Leia a íntegra da nota do Prerrogativas abaixo:

“O grupo Prerrogativas, que reúne juristas, professores de Direito e profissionais da área jurídica, movidos permanentemente pelo resguardo do Estado de Direito, vem manifestar, em nome da sociedade civil e da comunidade jurídica, sua veemente reprovação ao comportamento anômalo e golpista do presidente da República, ao anunciar a apresentação de pedidos de impeachment contra os ministros do STF Alexandre de Moraes e Luís Roberto Barroso.

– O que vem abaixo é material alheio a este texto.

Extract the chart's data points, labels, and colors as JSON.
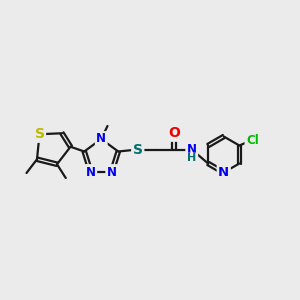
{
  "bg_color": "#ebebeb",
  "atom_colors": {
    "C": "#1a1a1a",
    "N": "#0000ee",
    "O": "#ee0000",
    "S_yellow": "#bbbb00",
    "S_teal": "#007070",
    "Cl": "#00bb00",
    "H": "#007070"
  },
  "bond_color": "#1a1a1a",
  "bond_width": 1.6,
  "font_size": 8.5,
  "fig_size": [
    3.0,
    3.0
  ],
  "dpi": 100,
  "xlim": [
    0,
    12
  ],
  "ylim": [
    2,
    9
  ]
}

Jair Bolsonaro mais uma vez subverte as responsabilidades do cargo que ocupa, ao tentar constranger o livre exercício do Poder Judiciário. E o faz em flagrante atentado ao cumprimento adequado das funções dos mencionados ministros do Supremo.

Alexandre de Moraes tem demonstrado agir com louvável determinação em defesa das instituições de Estado e contra atos extremistas e contrários ao sistema constitucional.

Luís Roberto Barroso vem sustentando a higidez do processo democrático , de modo a assegurar o fiel cumprimento do calendário eleitoral de 2022, rejeitando com argumentos incontestáveis as iniciativas desestabilizadoras protagonizadas pelo presidente da República e por seus apoiadores.

Jair Bolsonaro os ataca e ameaça com a intenção de desviar o foco do desastre que tem sido a condução de seu governo, flertando com ilusões autoritárias e de novo transgredindo as obrigações inerentes ao seu cargo.

É preciso reagir! Os poderes Legislativo e Judiciário haverão de aliar-se à sociedade civil para qualificar devidamente mais uma conduta criminosa do presidente da República. Basta de atos tresloucados e irresponsáveis!”